Конечно, именно летательное приспособление доставило меня сюда из Гипербореи двадцать два года тому назад, хотя я столь же легко могу приписать этот перелет моим рифмам и размерам. Разве что последние могли бы в сумме дать еще большее расстояние между мною и доброй старой Гипербореей, как твой дактилический Caspium уводит от истинного размера Pax Romana. Приспособления -- особенно летательные -- только откладывают неизбежное: вы выигрываете время, но время может дурачить пространство только до известного предела; в конце концов пространство нагоняет. Что такое, в конечном счете, годы? Что они могут измерить, кроме распада эпидермы, мозгов? Тем не менее на днях я сидел здесь в кафе с соотечественником-гиперборейцем, и, пока мы болтали о нашем старом городе в дельте, мне внезапно пришло в голову, что, если бы двадцать два года назад я бросил в эту дельту щепку, она могла бы -учитывая преобладающие ветра и течения -- пересечь океан и достичь к данному моменту берегов, на которых я обретаюсь, чтобы стать свидетельницей моего распада. Вот так пространство нагоняет время, мой дорогой Флакк; вот так человек поистине выбывает из Гипербореи.

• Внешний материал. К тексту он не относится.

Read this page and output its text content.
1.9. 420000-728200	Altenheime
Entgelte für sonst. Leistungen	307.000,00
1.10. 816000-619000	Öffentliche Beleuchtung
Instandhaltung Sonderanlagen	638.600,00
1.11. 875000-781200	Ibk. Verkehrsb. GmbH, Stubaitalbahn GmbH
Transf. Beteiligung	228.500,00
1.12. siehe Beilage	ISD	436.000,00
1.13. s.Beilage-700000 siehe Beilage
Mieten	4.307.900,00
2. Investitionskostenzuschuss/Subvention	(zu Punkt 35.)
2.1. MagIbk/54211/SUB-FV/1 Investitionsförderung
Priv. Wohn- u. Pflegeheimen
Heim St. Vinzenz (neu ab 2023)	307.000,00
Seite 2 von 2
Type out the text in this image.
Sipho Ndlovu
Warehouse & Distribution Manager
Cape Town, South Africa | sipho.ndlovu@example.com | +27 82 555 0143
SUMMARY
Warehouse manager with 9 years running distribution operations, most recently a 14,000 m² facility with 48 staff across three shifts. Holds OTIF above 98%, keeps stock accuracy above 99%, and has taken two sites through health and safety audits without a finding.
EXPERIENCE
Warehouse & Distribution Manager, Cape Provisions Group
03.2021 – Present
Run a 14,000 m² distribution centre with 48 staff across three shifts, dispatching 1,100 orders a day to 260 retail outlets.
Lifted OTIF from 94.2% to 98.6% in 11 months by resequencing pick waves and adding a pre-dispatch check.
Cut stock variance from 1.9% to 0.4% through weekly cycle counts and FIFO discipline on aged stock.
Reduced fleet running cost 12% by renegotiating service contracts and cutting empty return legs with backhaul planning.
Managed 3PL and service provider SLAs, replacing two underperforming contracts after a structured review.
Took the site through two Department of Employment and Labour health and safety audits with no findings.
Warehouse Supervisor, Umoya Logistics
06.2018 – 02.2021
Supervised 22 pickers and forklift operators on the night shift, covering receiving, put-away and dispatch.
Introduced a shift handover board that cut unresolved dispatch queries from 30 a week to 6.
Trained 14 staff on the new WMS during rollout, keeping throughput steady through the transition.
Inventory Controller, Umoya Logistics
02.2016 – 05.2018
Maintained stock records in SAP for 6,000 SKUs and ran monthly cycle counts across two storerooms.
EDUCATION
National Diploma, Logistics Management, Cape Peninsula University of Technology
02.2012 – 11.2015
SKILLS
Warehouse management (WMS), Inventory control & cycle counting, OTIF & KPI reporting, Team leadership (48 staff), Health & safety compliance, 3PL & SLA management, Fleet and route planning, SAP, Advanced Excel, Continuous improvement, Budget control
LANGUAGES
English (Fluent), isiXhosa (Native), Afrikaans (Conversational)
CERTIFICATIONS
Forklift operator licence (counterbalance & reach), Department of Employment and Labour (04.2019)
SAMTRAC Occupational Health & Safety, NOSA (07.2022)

Или: так человек расширяет Pax Romana. С помощью снов, если необходимо. Что, если вдуматься, есть еще одна -- возможно, последняя -- форма возрождения жизни, особенно если ты один. Она безразлична к цезарю, превосходя в этом смысле даже пчел. Хотя, повторяю, бесполезно говорить с тобой в таком тоне, поскольку твои чувства к нему ничуть не отличались от чувств Вергилия. Как и твои способы их выражения. Ты тоже возносишь славу Августа над человеческим горем, обременяя этой работой -- к твоей чести -не праздные души, а географию и мифологию. Как бы похвально оно ни было, боюсь, это наводит на мысль, что Август владеет либо спонсируется обеими. Ах, Флакк, ты мог бы с тем же успехом воспользоваться гекзаметром. Асклепиадов стих все же слишком хорош для этой материи, слишком лиричен. Да, ты прав: ничто так не порождает снобизма, как тирания.

Полагаю, у меня просто аллергия на вещи такого рода. Если я не упрекаю тебя более язвительно, то потому, что я не твой современник: я не он, потому что я почти что ты. Ибо я писал твоими размерами, и в частности этим. Именно это, как я сказал, заставляет меня ценить "Caspium", "Niphaten" и "Gelonos", что стоят в конце твоих строк, расширяя империю. И то же делают "Aquilonibus" и "Vespero", но движением вверх. Мои сюжеты, конечно, скромнее; к тому же я пользовался рифмой. Единственный способ совпасть с тобой полностью -- это поставить перед собой задачу повторить всю твою строфику на этом языке или на моем родном гиперборейском. Или же перевести тебя на один из них. Если вдуматься, такая работа осуществима -- и гораздо более, чем переделка, скажем, гекзаметров и элегических дистихов Овидия. В конце концов твой сборник -- не такая уж большая книга, и собственно "Песни" -- всего лишь девяносто пять од различной длины. Но я боюсь, что собака слишком стара, как для новых, так и для старых трюков; мне бы следовало подумать об этом раньше. Нам суждено быть разделенными, в лучшем случае оставаться собратьями по перу. Боюсь, недолго, но, надеюсь, достаточно, чтобы приближаться к тебе время от времени. Даже если недостаточно близко для того, чтобы разобрать твое лицо. Другими словами, я обречен на мои сны; но я приветствую эту обреченность.